Romain Lucazeau : En effet. Comment trouver le bon équilibre entre faire grossir des implantations et des clusters existants, qu'on ne veut pas perdre, et être capable de lancer des activités dans d’autres zones où il n’y a pas ou peu d’industrie de défense mais qui sont bien dotées en termes de ressources humaines et en termes de facteurs immatériels ? Nous attirons l'attention des pouvoirs publics sur le fait que, dans un monde idéal, il faudrait penser une planification territoriale de l'industrie de défense qui tienne compte de cet écart géographique.
SDBR News : Quelles sont les options possibles ?
Romain Lucazeau : Il y a deux raisonnements possibles :
Soit une partie de la future croissance des industries de défense doit être dans des géographies qui ne sont pas ses géographies traditionnelles, mais qui sont des géographies pertinentes d'un point de vue industriel : par exemple la région Rhône-Alpes, qui n’est pas massivement concernée par la BITD mais qui est une des zones les plus denses en termes de disponibilité de l'expertise, de centres de R&D privés et publiques, de possibilités de partenariats, de recrutement, etc.
Soit cette croissance doit se situer dans des clusters d'industries de défense isolés, autour desquels il y a moins d’actifs matériels et immatériels, et il faut alors un soutien public pour y construire les éléments qui ne sont pas le cœur de métier, mais qui sont nécessaires à la réussite de cet écosystème et qui sont souvent partagées entre plusieurs acteurs : nous parlons d'écoles de production, de “lieux-totem”, de partenariats de R&D collaboratifs, etc. Tout ce qui constitue un cluster de défense et qui permet aux industriels d’aller chercher des points de performance.
Nous ne venons pas avec des solutions clés en main. En revanche, nous essayons d'attirer l'attention sur le fait qu’il ne suffit pas d’ouvrir, en réalité assez doucement, la vanne des financements, que ce soit de l'achat public, que ce soit l'intérêt plus important des fonds d'investissement, que ce soit le financement public, etc., que pour autant tous les problèmes seront résolus comme par magie.

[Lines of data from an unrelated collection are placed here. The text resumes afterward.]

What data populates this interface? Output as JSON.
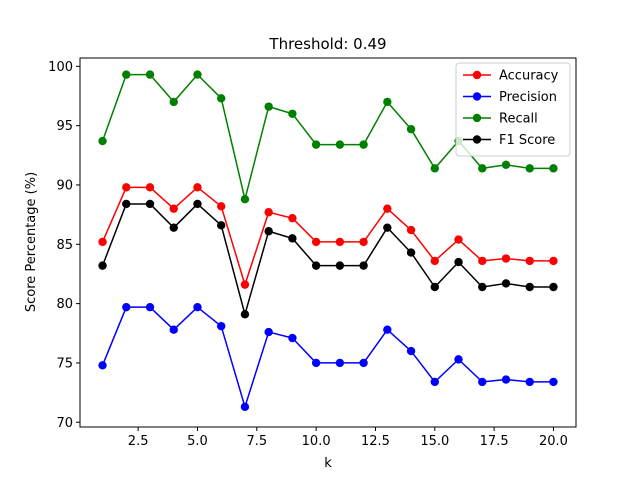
{
  "chart_data": {
    "type": "line",
    "title": "Threshold: 0.49",
    "xlabel": "k",
    "ylabel": "Score Percentage (%)",
    "xlim": [
      0.05,
      20.95
    ],
    "ylim": [
      69.6,
      100.7
    ],
    "xticks": [
      2.5,
      5.0,
      7.5,
      10.0,
      12.5,
      15.0,
      17.5,
      20.0
    ],
    "xtick_labels": [
      "2.5",
      "5.0",
      "7.5",
      "10.0",
      "12.5",
      "15.0",
      "17.5",
      "20.0"
    ],
    "yticks": [
      70,
      75,
      80,
      85,
      90,
      95,
      100
    ],
    "ytick_labels": [
      "70",
      "75",
      "80",
      "85",
      "90",
      "95",
      "100"
    ],
    "grid": false,
    "legend_position": "top-right",
    "x": [
      1,
      2,
      3,
      4,
      5,
      6,
      7,
      8,
      9,
      10,
      11,
      12,
      13,
      14,
      15,
      16,
      17,
      18,
      19,
      20
    ],
    "series": [
      {
        "name": "Accuracy",
        "color": "#ff0000",
        "values": [
          85.2,
          89.8,
          89.8,
          88.0,
          89.8,
          88.2,
          81.6,
          87.7,
          87.2,
          85.2,
          85.2,
          85.2,
          88.0,
          86.2,
          83.6,
          85.4,
          83.6,
          83.8,
          83.6,
          83.6
        ]
      },
      {
        "name": "Precision",
        "color": "#0000ff",
        "values": [
          74.8,
          79.7,
          79.7,
          77.8,
          79.7,
          78.1,
          71.3,
          77.6,
          77.1,
          75.0,
          75.0,
          75.0,
          77.8,
          76.0,
          73.4,
          75.3,
          73.4,
          73.6,
          73.4,
          73.4
        ]
      },
      {
        "name": "Recall",
        "color": "#008000",
        "values": [
          93.7,
          99.3,
          99.3,
          97.0,
          99.3,
          97.3,
          88.8,
          96.6,
          96.0,
          93.4,
          93.4,
          93.4,
          97.0,
          94.7,
          91.4,
          93.7,
          91.4,
          91.7,
          91.4,
          91.4
        ]
      },
      {
        "name": "F1 Score",
        "color": "#000000",
        "values": [
          83.2,
          88.4,
          88.4,
          86.4,
          88.4,
          86.6,
          79.1,
          86.1,
          85.5,
          83.2,
          83.2,
          83.2,
          86.4,
          84.3,
          81.4,
          83.5,
          81.4,
          81.7,
          81.4,
          81.4
        ]
      }
    ]
  }
}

Pour débloquer la situation, il y a des choses qui relèvent du partenariat public-privé dans les territoires.
SDBR News : Par exemple ?
Romain Lucazeau : Nous parlons d’actions de moyen-terme. Par exemple, si vous lancez le projet de créer une école de production supplémentaire à Bourges, c'est un projet qui va prendre 3 à 5 ans et pour tourner à plein régime c'est plutôt 7 ans. Mais pour autant, c'est nécessaire. Il y a des méthodes pour accélérer les processus et, notamment, nous avons eu de vrais succès avec un programme qui s'appelait « Territoire d'Industrie » et qui n'était pas orienté Défense. Donc nous plaidons pour mettre en place une approche de ce type, c'est-à-dire d'identifier de façon bien ciblée les territoires sur lesquels on veut pousser le développement, les labelliser « Territoire d'Industrie de Défense », puis mettre en place de vrais mécanismes de soutien aux acteurs privés et publics pour mettre en œuvre, effectivement, des projets collaboratifs de montée en puissance de ces écosystèmes territoriaux.

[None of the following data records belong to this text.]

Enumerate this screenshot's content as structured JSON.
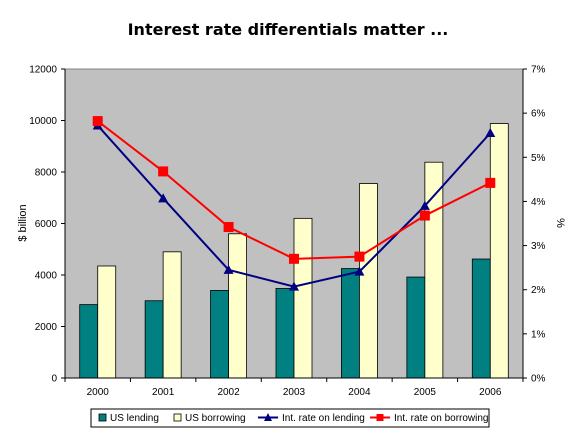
{
  "chart_data": {
    "type": "bar",
    "title": "Interest rate differentials matter ...",
    "categories": [
      "2000",
      "2001",
      "2002",
      "2003",
      "2004",
      "2005",
      "2006"
    ],
    "ylabel": "$ billion",
    "ylim": [
      0,
      12000
    ],
    "yticks": [
      "0",
      "2000",
      "4000",
      "6000",
      "8000",
      "10000",
      "12000"
    ],
    "y2label": "%",
    "y2lim": [
      0,
      7
    ],
    "y2ticks": [
      "0%",
      "1%",
      "2%",
      "3%",
      "4%",
      "5%",
      "6%",
      "7%"
    ],
    "grid": false,
    "legend_position": "bottom",
    "plot_background": "#c0c0c0",
    "series": [
      {
        "name": "US lending",
        "type": "bar",
        "axis": "left",
        "color": "#008080",
        "values": [
          2850,
          3000,
          3400,
          3480,
          4250,
          3920,
          4620
        ]
      },
      {
        "name": "US borrowing",
        "type": "bar",
        "axis": "left",
        "color": "#ffffcc",
        "values": [
          4350,
          4900,
          5600,
          6200,
          7550,
          8380,
          9880
        ]
      },
      {
        "name": "Int. rate on lending",
        "type": "line",
        "axis": "right",
        "color": "#000080",
        "marker": "triangle",
        "values": [
          5.72,
          4.07,
          2.45,
          2.07,
          2.41,
          3.9,
          5.55
        ]
      },
      {
        "name": "Int. rate on borrowing",
        "type": "line",
        "axis": "right",
        "color": "#ff0000",
        "marker": "square",
        "values": [
          5.82,
          4.68,
          3.42,
          2.7,
          2.75,
          3.68,
          4.42
        ]
      }
    ]
  }
}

Mais ce ne peut pas être une solution homogène qui s'appliquerait de la même manière dans tous les territoires. Il faut vraiment analyser l'écosystème industriel local, comprendre ses faiblesses, voir ce dont les acteurs ont besoin et puis les aider sur les sujets de formation, sur le soutien à l'exportation, sur la relation entre donneurs d'ordre et sous-traitants, sur les sujets de R&D collaborative et de montée en gamme industrielle, etc. et toujours en fonction du territoire donné. Ce qui implique donc de travailler localement, même si la mise en place d'un programme national prendrait tout son sens pour arriver à injecter de la force de frappe aux projets, en soutien aux collectivités locales et aux territoires.